とはいえ、初めて手がける4スト不等間隔爆発の調教には、予想以上の手間がかかったようで、試作エンジンの検討には半年以上が費やされることになった。
ちなみに、GS750のキャブレターが昔ながらの強制開閉式だったのに対して、GS400は負圧式を選択し、バランサーの駆動方式は開発途中でチェーンからギヤに変更されているのだが、おそらくその選択と変更は、4スト不等間隔爆発との相性を考慮した結果だったのだろう。
ENGINE:4気筒と2気筒で数値を共有
GS400が搭載する並列2気筒は、同時期に開発されたGS750の並列4気筒と数多くの数値を共有。
具体的なデータを挙げるなら、65mmのボア径(ストロークは400:60mm、750:56.4mm)、吸排気ともに30.5度のバルブ挟み角、IN:36/EX:30mmのバルブ径、30.32/28mmのクランクジャーナル/ピン径、120mmのシリンダーピッチ(GS750の外側は110mm)などはまったく同じだった。
余談だがGS550の数値は、56×55.8mm、35度、IN:32/EX:27mm、30.32/28mm、110mm。
ギヤ駆動の1軸バランサーはクランク前部に設置。
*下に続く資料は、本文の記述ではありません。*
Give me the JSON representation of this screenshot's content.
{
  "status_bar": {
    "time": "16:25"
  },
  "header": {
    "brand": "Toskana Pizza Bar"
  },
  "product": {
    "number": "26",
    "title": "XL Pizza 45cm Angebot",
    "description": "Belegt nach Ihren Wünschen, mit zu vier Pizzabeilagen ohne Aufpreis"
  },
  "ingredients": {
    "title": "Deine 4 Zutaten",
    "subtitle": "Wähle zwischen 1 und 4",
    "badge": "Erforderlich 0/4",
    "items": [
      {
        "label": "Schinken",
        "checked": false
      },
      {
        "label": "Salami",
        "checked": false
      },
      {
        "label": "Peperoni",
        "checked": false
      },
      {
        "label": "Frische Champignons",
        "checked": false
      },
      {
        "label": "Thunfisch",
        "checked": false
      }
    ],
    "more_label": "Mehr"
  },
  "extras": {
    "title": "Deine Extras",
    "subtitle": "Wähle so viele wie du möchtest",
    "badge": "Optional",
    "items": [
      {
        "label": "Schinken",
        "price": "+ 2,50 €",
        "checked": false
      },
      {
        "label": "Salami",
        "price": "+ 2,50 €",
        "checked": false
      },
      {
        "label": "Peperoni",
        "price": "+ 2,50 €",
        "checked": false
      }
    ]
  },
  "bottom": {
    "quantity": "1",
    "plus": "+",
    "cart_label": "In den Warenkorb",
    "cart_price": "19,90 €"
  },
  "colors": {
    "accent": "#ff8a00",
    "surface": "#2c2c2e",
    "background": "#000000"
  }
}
始動はセル/キック併用式で、カムチェーンテンショナーは当初から自動調整式を採用。
キャブレターは負圧式のミクニBS34。当時のスズキは新時代の気化器に積極的な姿勢を示しており、’74年以降のGT750やRE-5にも負圧式を採用していた。
FRAME&CHASSIS:スポーツランが楽しめるシャーシ
ダブルクレードルフレームの基本形状は、初期のGSシリーズ全車に共通。ただし、400はクランクケース前部にバランサーが備わるため、エンジン搭載位置は750/550より後ろ寄りとなる(シリンダーとダウンチューブのすき間が広い)。
キャスター:28度、トレール:94mm、軸間距離:1385mmという車体寸法は、GS750の27度/106mm/1490mmと比較すれば、運動性重視と思えるものの、当時の400ccクラスの基準では安定指向だった。
ステアリングヘッドパイプ後方に3本のパイプ、トップチューブ+左右タンクレールが備わる構成は、背骨1本が普通だった当時の350~400ccクラスの基準で考えるとかなり豪華。
足まわりは同時代に販売された、350~400ccロードスポーツの定番と言うべき構成。フロントフォークはφ33mm、リアはサスはツインショックで、調整機構はリヤのプリロードのみ。フロントディスクはφ224mm、リアドラムはφ180mm。
背骨が3本の構成はGSシリーズ全車に共通だが、750の左右タンクレールが、緩やかなアールを描きながらスイングアームピボットに向かうのに対して、400の左右タンクレールはキャブの上方まで。そこから下は別のパイプを溶接している。